Why it works: A financially literate team can spot cost-saving opportunities and adapt to economic shifts, crucial in a volatile market.

How to implement:

  • Train staff on forex risk management via free online courses or LSETF workshops.
  • Use tools like QuickBooks for data-driven expense tracking and cash flow forecasting.
  • Monitor Central Bank policies, like Cardoso’s interest rate cuts, via Nairametrics to stay ahead of market trends.

Pro Tip: Attend the Nigerian Economic Summit (October 6-8, 2025) for insights on leveraging fiscal reforms for SME growth.

Impact: An Enugu tech SME reduced losses by 10% after training its team to track forex trends and optimize pricing.

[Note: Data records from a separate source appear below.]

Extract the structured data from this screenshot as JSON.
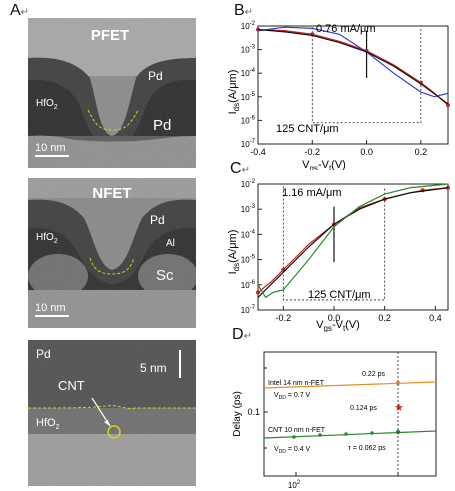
{
  "panels": {
    "a": {
      "label": "A",
      "ret": "↵"
    },
    "b": {
      "label": "B",
      "ret": "↵"
    },
    "c": {
      "label": "C",
      "ret": "↵"
    },
    "d": {
      "label": "D",
      "ret": "↵"
    }
  },
  "micrographs": {
    "pfet": {
      "title": "PFET",
      "pd_top": "Pd",
      "pd_bottom": "Pd",
      "hfo2": "HfO",
      "hfo2_sub": "2",
      "scale": "10 nm"
    },
    "nfet": {
      "title": "NFET",
      "pd": "Pd",
      "hfo2": "HfO",
      "hfo2_sub": "2",
      "al": "Al",
      "sc": "Sc",
      "scale": "10 nm"
    },
    "cnt": {
      "pd": "Pd",
      "cnt": "CNT",
      "hfo2": "HfO",
      "hfo2_sub": "2",
      "scale": "5 nm"
    }
  },
  "colors": {
    "red": "#c8201e",
    "blue": "#3040d0",
    "black": "#111111",
    "green": "#2a8a2a",
    "orange": "#e0902a",
    "star": "#e02020"
  },
  "chart_data": [
    {
      "type": "line",
      "panel": "B",
      "xlabel": "V",
      "xlabel_sub1": "gs",
      "xlabel_mid": "-V",
      "xlabel_sub2": "t",
      "xlabel_unit": "(V)",
      "ylabel": "I",
      "ylabel_sub": "ds",
      "ylabel_unit": "(A/μm)",
      "xlim": [
        -0.4,
        0.3
      ],
      "ylog": true,
      "ylim_exp": [
        -7,
        -2
      ],
      "xticks": [
        "-0.4",
        "-0.2",
        "0.0",
        "0.2"
      ],
      "yticks_exp": [
        "-7",
        "-6",
        "-5",
        "-4",
        "-3",
        "-2"
      ],
      "annotations": [
        "0.76 mA/μm",
        "125 CNT/μm"
      ],
      "series": [
        {
          "color": "red",
          "marker": true,
          "x": [
            -0.4,
            -0.3,
            -0.2,
            -0.1,
            0.0,
            0.1,
            0.2,
            0.25,
            0.3
          ],
          "logy": [
            -2.15,
            -2.2,
            -2.35,
            -2.65,
            -3.05,
            -3.65,
            -4.4,
            -4.85,
            -5.35
          ]
        },
        {
          "color": "blue",
          "marker": false,
          "x": [
            -0.4,
            -0.3,
            -0.2,
            -0.1,
            0.0,
            0.1,
            0.15,
            0.2,
            0.25,
            0.3
          ],
          "logy": [
            -2.2,
            -2.05,
            -2.1,
            -2.35,
            -3.1,
            -4.0,
            -4.4,
            -4.8,
            -5.0,
            -4.85
          ]
        },
        {
          "color": "black",
          "marker": false,
          "x": [
            -0.4,
            -0.3,
            -0.2,
            -0.1,
            0.0,
            0.1,
            0.2,
            0.3
          ],
          "logy": [
            -2.15,
            -2.25,
            -2.4,
            -2.7,
            -3.1,
            -3.7,
            -4.45,
            -5.3
          ]
        }
      ]
    },
    {
      "type": "line",
      "panel": "C",
      "xlabel": "V",
      "xlabel_sub1": "gs",
      "xlabel_mid": "-V",
      "xlabel_sub2": "t",
      "xlabel_unit": "(V)",
      "ylabel": "I",
      "ylabel_sub": "ds",
      "ylabel_unit": "(A/μm)",
      "xlim": [
        -0.3,
        0.45
      ],
      "ylog": true,
      "ylim_exp": [
        -7,
        -2
      ],
      "xticks": [
        "-0.2",
        "0.0",
        "0.2",
        "0.4"
      ],
      "yticks_exp": [
        "-7",
        "-6",
        "-5",
        "-4",
        "-3",
        "-2"
      ],
      "annotations": [
        "1.16 mA/μm",
        "125 CNT/μm"
      ],
      "series": [
        {
          "color": "red",
          "marker": true,
          "x": [
            -0.3,
            -0.25,
            -0.2,
            -0.1,
            0.0,
            0.1,
            0.2,
            0.3,
            0.35,
            0.45
          ],
          "logy": [
            -6.3,
            -5.9,
            -5.4,
            -4.4,
            -3.6,
            -2.95,
            -2.6,
            -2.35,
            -2.25,
            -2.15
          ]
        },
        {
          "color": "black",
          "marker": false,
          "x": [
            -0.3,
            -0.2,
            -0.1,
            0.0,
            0.1,
            0.2,
            0.3,
            0.45
          ],
          "logy": [
            -6.5,
            -5.5,
            -4.5,
            -3.6,
            -3.0,
            -2.6,
            -2.35,
            -2.15
          ]
        },
        {
          "color": "green",
          "marker": false,
          "x": [
            -0.3,
            -0.27,
            -0.24,
            -0.2,
            -0.1,
            0.0,
            0.1,
            0.2,
            0.3,
            0.45
          ],
          "logy": [
            -6.0,
            -6.5,
            -6.3,
            -6.2,
            -5.0,
            -3.7,
            -2.9,
            -2.4,
            -2.15,
            -2.0
          ]
        }
      ]
    },
    {
      "type": "scatter",
      "panel": "D",
      "ylabel": "Delay (ps)",
      "yticks": [
        "0.1"
      ],
      "xticks_exp": [
        "2"
      ],
      "annotations": {
        "intel_label": "Intel 14 nm n-FET",
        "intel_vdd": "V",
        "intel_vdd_sub": "DD",
        "intel_vdd_val": " = 0.7 V",
        "intel_val": "0.22 ps",
        "star_val": "0.124 ps",
        "cnt_label": "CNT 10 nm n-FET",
        "cnt_vdd": "V",
        "cnt_vdd_sub": "DD",
        "cnt_vdd_val": " = 0.4 V",
        "tau": "τ = 0.062 ps"
      }
    }
  ]
}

The Bigger Picture: Seizing Opportunities Amid Volatility

While naira volatility persists, Central Bank Governor Olayemi Cardoso’s interest rate cuts signal a commitment to fostering growth, jobs, and investment. This pro-growth stance, alongside regulated crypto adoption, opens doors for agile SMEs. By sourcing locally, embracing fintech, diversifying revenue, stabilizing costs, and upskilling your team, your business can navigate the forex rollercoaster and emerge stronger.

With Nigeria eyeing a $1tn GDP by 2030 (per the World Bank’s October NDU), SMEs adopting these strategies will lead the charge. Ready to act? Pick one strategy today and share your progress in the comments!